Мира. Смотришь, и мыслей вроде нет. Голова пуста, хотя, говорят ученые, такого не бывает. Голова всегда о чем-то думает вне зависимости от того, знаем мы об этом или нет. Я бы жил только ради того, чтобы ездить. Чтобы путать мысли пробегающими за окном пейзажами. Врач про мою увлечен­ность дорогами и кладбищами придумывает истории одну смешнее дру­гой. Анализирует, рисует какие-то круги, квадраты, задает вопросы, потом вписывает в эти фигуры какие-то значения. Чушь. Ему надо оправдывать свой гонорар. А я знаю наверняка. Дороги мне нужны, чтобы не думать, а кладбища, чтобы погружаться в мысли. Нигде моя жизнь не бывает столь реальной, как на кладбище. Однажды, приехав на поезде в город R, я решил отправиться первым делом на кладбище. Ну просто взял, отложил все свои дела и поехал на кладбище. Теперь в каждый свой приезд в город Rя по­сещаю кладбище.

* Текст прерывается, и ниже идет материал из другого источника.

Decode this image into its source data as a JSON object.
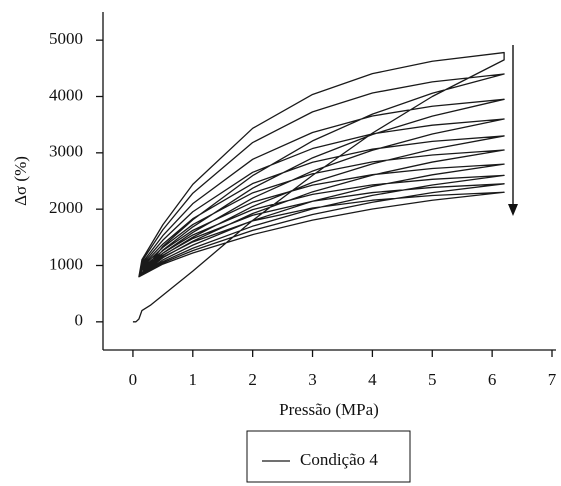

День, когда я приезжаю туда, всегда бывает солнечным. Меня встречает бессменный «кладбищенский» таксист Руаф.

   Сначала кладбище? — улыбается он.

   Ага, — улыбаюсь в ответ.

Мы с ним буквально «спелись» на любви к кладбищам.

  Не знаю почему, а я так радуюсь, когда везу вас туда. — В голосе Руафа звучит детский энтузиазм. — Я вижу, как вам хорошо, вы всю дорогу улыбаетесь, и я тоже так радуюсь, когда вижу, как вам хорошо. Я ведь тоже частый гость на кладбище.

А потом бесконечные истории о том, кто и как умер, кто заслужил свою смерть, а кто нет. Почему на кладбище хорошо думается и прочее, и прочее.

Реальный мир в эти мгновения перестает существовать. Я вижу завет­ную калитку, которую открою и снова все вокруг начнет меняться — уйдут в прошлое все нелепые воспоминания, обязательства, глупая ответственность и невыполненные планы, изжога и головная боль. Я переступлю через эту невидимую черту, и все снова застынет в вечности, и острым слухом я буду внимать шороху каждого листика на деревьях и слышать, как машет крыльями пролетающий высоко в небе орел. У калитки стоит сторож и с отвращением смотрит на мой приближающийся силуэт.

   Здрасти, — неуважительно кидает он в мою сторону.

   День добрый, — улыбаюсь.

Однажды он решил провести целый допрос или просто хотел поругать­ся, но в дни, когда хожу на кладбище, я настолько блаженен и отрешен, что поругаться со мной вряд ли удастся.

  Опять с компьютером сюда пришел? Это что тебе, библиотека? — начал он.

   Это не компьютер, это ноутбук. Я тут пишу.

  Других мест во всей округе не нашлось? Я вот сегодня слышал, что наши чиновники открыли специальные офисы для малоимущих предпри­нимателей.

   Я не предприниматель, я писатель.

  По-моему, ты псих, — сказал он, ожидая от меня соответствующей реакции.

Я промолчал и пошел дальше.

 

Человек, охраняющий кладбище, смотрел мне вслед.